Pumbaa, the singing warthog from The Lion King, has proven that a furry hunk of ham is a bigger box-office draw than Efron, but that doesn’t necessarily mean the species is more attractive. It’s difficult, but pull your gaze back from those bedroom eyes and you’ll notice something a little unconventional about the warthog. Tusks. Last time I checked, Efron didn’t have tusks. While tusks can be extremely useful for opening bottles of wine, they don’t do much in the heartthrob department. And you can’t exactly hakuna matata your way out of any manslaughter raps that result from the combination of overly enthusiastic necking and razor sharp cheek appendages.

BATHYNOMUS GIGANTEUS

Not many people know about this isopod, because it lives on the floor of the ocean. I’m sure that Efron has encountered his share of bottom-feeders in the music industry, but what makes the bathynomus unique is its slavish devotion to sunglasses. Yeah, shades are rock-and-roll, but even Corey Hart and the guys from Timbuk3 set them on the nightstand when they hit the hay. This crustacean, he has them fused to his skull, wears them 24-7, which means he obviously has something to hide. My guess? Pink-eye. Good thing Efron has access to antibiotics.

BLIND MOLE-RAT

In defense of the blind-mole rat, it has no way of knowing how ugly it is. Even if it miraculously gained the ability to see, it lives in complete darkness, and couldn’t possibly afford a decent mirror. Beauty pageants don’t make exceptions for poor girls who live in dimly lit homes, and I won’t make exceptions here. Some orthodonture and a trip to St. Croix might change my opinion, but for now, I’m saying Zac Efron looks better than a blind mole-rat.

THE KRAKEN

Not the one from the new Clash of the Titans. That Kraken is a smoldering bad boy who may not win the battle of strength with Sam Worthington, but certainly wins the battle of snarling sexiness.
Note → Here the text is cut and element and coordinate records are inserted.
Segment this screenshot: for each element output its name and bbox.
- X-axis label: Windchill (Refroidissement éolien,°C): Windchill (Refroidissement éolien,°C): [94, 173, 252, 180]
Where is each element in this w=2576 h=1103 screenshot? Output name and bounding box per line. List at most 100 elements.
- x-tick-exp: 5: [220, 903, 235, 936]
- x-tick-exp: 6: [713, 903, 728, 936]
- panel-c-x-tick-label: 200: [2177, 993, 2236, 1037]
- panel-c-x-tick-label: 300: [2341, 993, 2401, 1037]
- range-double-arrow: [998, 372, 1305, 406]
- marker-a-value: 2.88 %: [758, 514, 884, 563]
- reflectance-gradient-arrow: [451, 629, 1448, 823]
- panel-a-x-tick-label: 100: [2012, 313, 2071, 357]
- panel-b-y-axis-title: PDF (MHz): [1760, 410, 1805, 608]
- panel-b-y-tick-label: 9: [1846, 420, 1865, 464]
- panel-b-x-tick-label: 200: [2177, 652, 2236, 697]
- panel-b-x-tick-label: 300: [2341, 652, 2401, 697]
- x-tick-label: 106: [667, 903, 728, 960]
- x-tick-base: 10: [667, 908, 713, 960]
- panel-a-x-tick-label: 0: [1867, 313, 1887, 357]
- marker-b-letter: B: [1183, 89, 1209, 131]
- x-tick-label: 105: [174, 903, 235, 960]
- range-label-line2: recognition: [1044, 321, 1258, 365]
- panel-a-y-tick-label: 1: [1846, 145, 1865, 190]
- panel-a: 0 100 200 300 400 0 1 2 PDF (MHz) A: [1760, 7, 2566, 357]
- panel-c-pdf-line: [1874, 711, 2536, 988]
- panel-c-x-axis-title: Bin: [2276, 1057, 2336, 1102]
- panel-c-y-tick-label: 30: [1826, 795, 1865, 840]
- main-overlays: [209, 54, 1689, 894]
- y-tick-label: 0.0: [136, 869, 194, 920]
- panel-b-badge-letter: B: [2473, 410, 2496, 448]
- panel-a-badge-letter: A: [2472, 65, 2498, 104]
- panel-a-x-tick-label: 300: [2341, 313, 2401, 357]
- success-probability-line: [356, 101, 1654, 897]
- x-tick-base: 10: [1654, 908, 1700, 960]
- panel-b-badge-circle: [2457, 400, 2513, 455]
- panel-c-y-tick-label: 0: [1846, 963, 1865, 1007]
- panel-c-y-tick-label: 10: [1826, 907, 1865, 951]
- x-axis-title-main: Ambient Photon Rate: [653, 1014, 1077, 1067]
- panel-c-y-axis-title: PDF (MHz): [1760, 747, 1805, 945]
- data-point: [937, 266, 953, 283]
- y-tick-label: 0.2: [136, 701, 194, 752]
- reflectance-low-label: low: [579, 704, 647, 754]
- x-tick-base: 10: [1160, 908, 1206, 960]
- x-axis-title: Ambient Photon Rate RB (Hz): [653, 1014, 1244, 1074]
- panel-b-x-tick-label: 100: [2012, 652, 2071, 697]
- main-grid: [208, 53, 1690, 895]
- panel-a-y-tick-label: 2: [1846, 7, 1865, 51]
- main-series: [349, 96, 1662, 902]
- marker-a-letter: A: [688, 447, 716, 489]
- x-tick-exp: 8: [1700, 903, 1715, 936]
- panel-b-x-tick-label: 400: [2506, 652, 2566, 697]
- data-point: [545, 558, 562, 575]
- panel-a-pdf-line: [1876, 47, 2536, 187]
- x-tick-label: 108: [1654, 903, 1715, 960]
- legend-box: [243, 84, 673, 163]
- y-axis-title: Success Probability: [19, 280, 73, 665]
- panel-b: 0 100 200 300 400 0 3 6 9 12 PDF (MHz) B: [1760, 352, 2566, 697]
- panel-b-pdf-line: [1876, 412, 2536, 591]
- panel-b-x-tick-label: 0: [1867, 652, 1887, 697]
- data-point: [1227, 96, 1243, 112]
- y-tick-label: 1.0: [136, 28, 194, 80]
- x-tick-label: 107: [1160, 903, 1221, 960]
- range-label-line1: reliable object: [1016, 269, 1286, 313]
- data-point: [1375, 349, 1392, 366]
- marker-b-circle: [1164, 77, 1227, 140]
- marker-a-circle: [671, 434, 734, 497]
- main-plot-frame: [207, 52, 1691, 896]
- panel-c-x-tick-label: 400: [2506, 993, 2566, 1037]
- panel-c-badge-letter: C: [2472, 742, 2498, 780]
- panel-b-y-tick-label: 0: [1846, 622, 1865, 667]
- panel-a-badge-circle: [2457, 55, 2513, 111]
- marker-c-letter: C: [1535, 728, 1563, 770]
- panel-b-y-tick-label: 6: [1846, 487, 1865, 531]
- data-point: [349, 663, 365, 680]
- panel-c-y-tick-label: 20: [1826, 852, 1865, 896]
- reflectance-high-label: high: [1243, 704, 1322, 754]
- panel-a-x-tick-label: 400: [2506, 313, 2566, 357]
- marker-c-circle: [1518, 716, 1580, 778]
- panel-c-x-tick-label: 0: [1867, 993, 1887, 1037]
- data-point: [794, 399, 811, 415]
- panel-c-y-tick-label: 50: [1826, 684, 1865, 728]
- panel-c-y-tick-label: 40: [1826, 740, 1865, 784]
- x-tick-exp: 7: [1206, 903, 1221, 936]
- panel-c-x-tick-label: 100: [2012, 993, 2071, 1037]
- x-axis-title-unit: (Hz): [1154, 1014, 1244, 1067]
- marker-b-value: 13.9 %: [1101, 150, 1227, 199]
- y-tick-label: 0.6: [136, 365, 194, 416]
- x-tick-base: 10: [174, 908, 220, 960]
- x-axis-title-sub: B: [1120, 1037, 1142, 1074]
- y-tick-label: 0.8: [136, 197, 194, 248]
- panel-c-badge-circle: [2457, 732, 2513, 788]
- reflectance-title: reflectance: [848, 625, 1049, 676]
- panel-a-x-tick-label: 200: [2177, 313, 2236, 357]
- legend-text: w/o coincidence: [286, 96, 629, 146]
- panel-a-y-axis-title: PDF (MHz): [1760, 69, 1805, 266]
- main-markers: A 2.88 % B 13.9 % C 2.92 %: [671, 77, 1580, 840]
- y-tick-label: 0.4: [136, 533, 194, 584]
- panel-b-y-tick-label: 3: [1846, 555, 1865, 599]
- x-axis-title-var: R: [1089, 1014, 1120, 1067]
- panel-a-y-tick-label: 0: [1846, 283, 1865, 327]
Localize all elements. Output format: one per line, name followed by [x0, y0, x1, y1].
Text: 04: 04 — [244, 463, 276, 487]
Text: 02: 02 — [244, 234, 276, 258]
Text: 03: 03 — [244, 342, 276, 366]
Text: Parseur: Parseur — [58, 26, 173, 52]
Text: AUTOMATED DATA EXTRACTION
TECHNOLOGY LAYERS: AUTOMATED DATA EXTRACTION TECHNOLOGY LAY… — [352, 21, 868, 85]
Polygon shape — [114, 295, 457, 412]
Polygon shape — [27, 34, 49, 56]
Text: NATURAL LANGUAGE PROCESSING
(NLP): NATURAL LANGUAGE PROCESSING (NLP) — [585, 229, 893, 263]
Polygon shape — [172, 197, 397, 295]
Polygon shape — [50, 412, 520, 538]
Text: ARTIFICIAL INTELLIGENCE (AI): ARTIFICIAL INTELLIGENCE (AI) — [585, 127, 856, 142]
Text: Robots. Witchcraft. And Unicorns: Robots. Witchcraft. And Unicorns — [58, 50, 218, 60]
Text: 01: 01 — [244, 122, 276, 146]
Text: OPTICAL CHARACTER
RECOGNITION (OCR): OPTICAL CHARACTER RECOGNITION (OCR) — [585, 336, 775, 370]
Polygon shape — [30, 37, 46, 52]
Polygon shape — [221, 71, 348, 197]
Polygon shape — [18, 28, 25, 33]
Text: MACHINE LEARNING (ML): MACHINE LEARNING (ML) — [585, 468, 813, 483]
I’m talking about Harry Hamlin’s nemesis in the 1981 affair. It’s not that he’s awful looking. He has a gilled sophistication and a chest you could do skateboard tricks on. It’s his herky-jerky movements that put him a rung below Efron. Blame animation if you will, but I have my suspicions that Efron might just be a clever bit of computer graphics. At least he doesn’t act like he’s constantly suffering from delerium tremens.

STEVE BUSCEMI

I know what you’re thinking. Trees Lounge Steve Buscemi? Airheads Steve Buscemi? But he was so hot in the Lord of the Rings! Everyone’s entitled to an opinion and Buscemi may seem to some a modern day Peter Lorre, and as every fan of rap knows, Ladies Love Peter Lorre. But let’s be honest. Zac Efron beat him out for the lead role in High School Musical. That counts for something. If only barely.